Max Adams, author of The Prometheans, looks at the art of John Martin and how in his epic landscapes of apocalyptic scale one can see reflected his revolutionary leanings.
Max Adams was born in London in 1961 and after more than twenty years as an archaeologist turned to writing. His first major biography, published in 2005, aimed to rescue the reputation of a neglected naval hero, Admiral Collingwood (Weidenfeld 2004). His group biography of artist John Martin’s circle, The Prometheans was published in 2009 and was a Guardian Book of the Week. Max’s third neglected-Geordie biography, just completed, is a life of the first Englishman of whom one could write a biography: Oswald, the Dark Age Northumbrian king and saint. Max is a Royal Literary Fund Fellow at the University of Newcastle. His website: www.theambulist.co.uk/
John Martin, born in the week that the Bastille was stormed in July 1789, was an instinctive revolutionary. His generation may have suffered from a misty-eyed envy of new-found liberties in America and France, but they understood what practical revolution might mean at home and they strove to achieve liberation from repression and tyranny without bloodshed; very largely they succeeded.
Martin has often, and wrongly, been seen as a religious fanatic by a comprehensive misunderstanding of his paintings and by false association with his schizophrenic arsonist brother. He has also been portrayed as a Luddite (by critics who should have known better) and by Ruskin, a late contemporary, as a mere artisan in lamp-black. Poor Martin. Despite his very evident technical deficiencies as a painter – he inevitably suffers by comparison with his friends and contemporaries Turner and Constable – he was equally adept at creating a theatrical sense of a world undergoing irreversible change, and more fervent than either in his desire to be an engine of that change. If there were dramatists better placed to portray the dilemmas of the human condition, and one immediately thinks of Shelley and Byron, of Delacroix and Dickens, no-one came closer than Martin to designing the perfect sets on which to act out the drama: he was the supreme architect and engineer of the sublime.

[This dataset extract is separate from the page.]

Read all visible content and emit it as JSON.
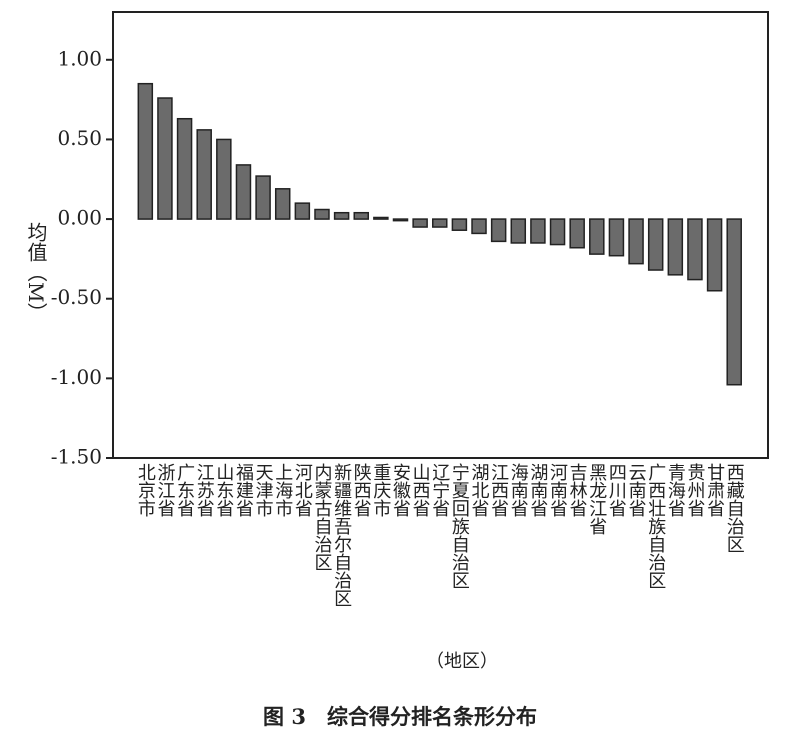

To start at the curtain’s uncertain opening, we see Martin, a Geordie ingénue with a chip on his shoulder, arrive in London to find that its streets are not paved with gold but with beggars. He makes his debut in the greatest city on earth in 1806, the year in which Pitt the Younger and Charles James Fox die and in which Nelson’s pickled body is carried up the Thames in mawkish pomp. Martin struggles against more proficient competition: has insufficient imagination in his mental palette other than to paint the misty blue hills of his native Northumbria and dream of maidens in skimpy veils straight out of Ovid. By 1812 his mood has darkened: his radical friends the Hunts have been jailed for seditious libel (the Prince Regent was a fat, useless libertine, a drain on the treasury and a traitor to his Whig friends but saying so in the pages of the Examiner in such terms was asking for trouble); the first global war showed no sign of ending, nor did the horrors of wage-labour poverty. Caricaturists had a field day: they could not be imprisoned. Martin’s response was weightier, loftier. His Sadak of 1812 is a dark, portrait-format theatre flat of abysmal fire in which the struggling righteous loner (his friends the Hunts, the beggar, or Martin himself: take your pick) faces alpine odds in seeking the Waters of Oblivion.